I have a list of 528k documents which are in SGML format, an example of one of the documents is as follows:
<DOC>
<DOCNO> FBIS4-46571 </DOCNO>
<HT> "jpuma009__l94008" </HT>
<HEADER>
<AU> JPRS-UMA-94-009-L </AU>
JPRS
Central Eurasia
</HEADER>
<ABS> Military Affairs ARMAMENTS, POLITICS, CONVERSION Nos 1 & 2, </ABS>
<TEXT>
1993
<DATE1> 17 June 1994 </DATE1>
<F P=100></F>
<F P=101> Arms, Military Equipment </F>
<H3> <TI> `Vympel' State Machinebuilding Design Bureau Proposes </TI></H3>
<HT><F P=107><PHRASE> `Vympel' State Machinebuilding Design Bureau Proposes </PHRASE></F></HT>
Cooperation
<F P=102> 94UM0312D Moscow VOORUZHENIYE, POLITIKA,
KONVERSIYA in Russian No 2, 1993 (Signed to press 12 May 93) pp </F>
22-28--FOR OFFICIAL USE ONLY
<F P=103> 94UM0312D </F>
<F P=104> Moscow VOORUZHENIYE, POLITIKA,
KONVERSIYA </F>
<F P=105> Russian </F>
CSO
<F P=106> [Article by "Vympel" State Machinebuilding Design Bureau </F>
Lorem ipsum ........
</TEXT>
</DOC>
I want to extract palin text between <TEXT></TEXT>
, the desired result is as follows:
1993
17 June 1994
Arms, Military Equipment
`Vympel' State Machinebuilding Design Bureau Proposes
`Vympel' State Machinebuilding Design Bureau Proposes
94UM0312D Moscow VOORUZHENIYE, POLITIKA, KONVERSIYA in Russian No 2, 1993 (Signed to press 12 May 93) pp
22-28--FOR OFFICIAL USE ONLY
94UM0312D
Moscow VOORUZHENIYE, POLITIKA, KONVERSIYA
Russian
CSO
[Article by "Vympel" State Machinebuilding Design Bureau
Lorem ipsum ........
Is there a library or tools in Python/Java that that allows doing that ?

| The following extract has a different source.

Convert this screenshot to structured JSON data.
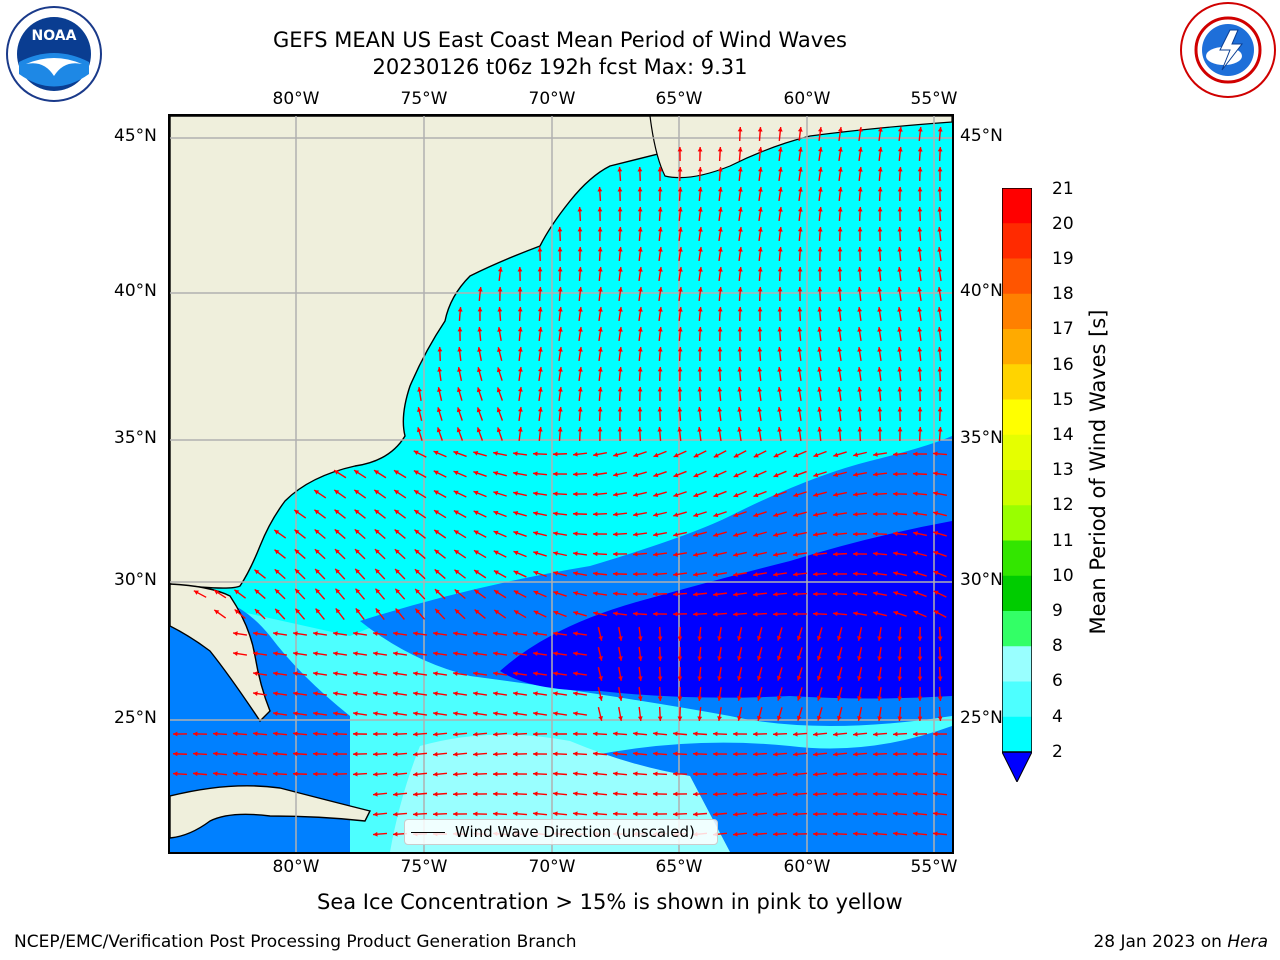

You could use BeautifulSoup in python
I tried this code and got the required output.
from bs4 import BeautifulSoup
with open('file.txt','r') as fo:
sgml=fo.read()
soup = BeautifulSoup(sgml,'html.parser')
text_list=soup.find_all('text')
for item in text_list:
lines_in_item=item.text.split('\n')
[print(x.strip()) for x in lines_in_item if x.strip()!=""]
Output
1993
17 June 1994
Arms, Military Equipment
`Vympel' State Machinebuilding Design Bureau Proposes
`Vympel' State Machinebuilding Design Bureau Proposes
Cooperation
94UM0312D Moscow VOORUZHENIYE, POLITIKA,
KONVERSIYA in Russian No 2, 1993 (Signed to press 12 May 93) pp
22-28--FOR OFFICIAL USE ONLY
94UM0312D
Moscow VOORUZHENIYE, POLITIKA,
KONVERSIYA
Russian
CSO
[Article by "Vympel" State Machinebuilding Design Bureau
Lorem ipsum ........
file.txt
<DOC>
<DOCNO> FBIS4-46571 </DOCNO>
<HT> "jpuma009__l94008" </HT>
<HEADER>
<AU> JPRS-UMA-94-009-L </AU>
JPRS
Central Eurasia
</HEADER>
<ABS> Military Affairs ARMAMENTS, POLITICS, CONVERSION Nos 1 & 2, </ABS>
<TEXT>
1993
<DATE1> 17 June 1994 </DATE1>
<F P=100></F>
<F P=101> Arms, Military Equipment </F>
<H3> <TI> `Vympel' State Machinebuilding Design Bureau Proposes </TI></H3>
<HT><F P=107><PHRASE> `Vympel' State Machinebuilding Design Bureau Proposes </PHRASE></F></HT>
Cooperation
<F P=102> 94UM0312D Moscow VOORUZHENIYE, POLITIKA,
KONVERSIYA in Russian No 2, 1993 (Signed to press 12 May 93) pp </F>
22-28--FOR OFFICIAL USE ONLY
<F P=103> 94UM0312D </F>
<F P=104> Moscow VOORUZHENIYE, POLITIKA,
KONVERSIYA </F>
<F P=105> Russian </F>
CSO
<F P=106> [Article by "Vympel" State Machinebuilding Design Bureau </F>
Lorem ipsum ........
</TEXT>
</DOC>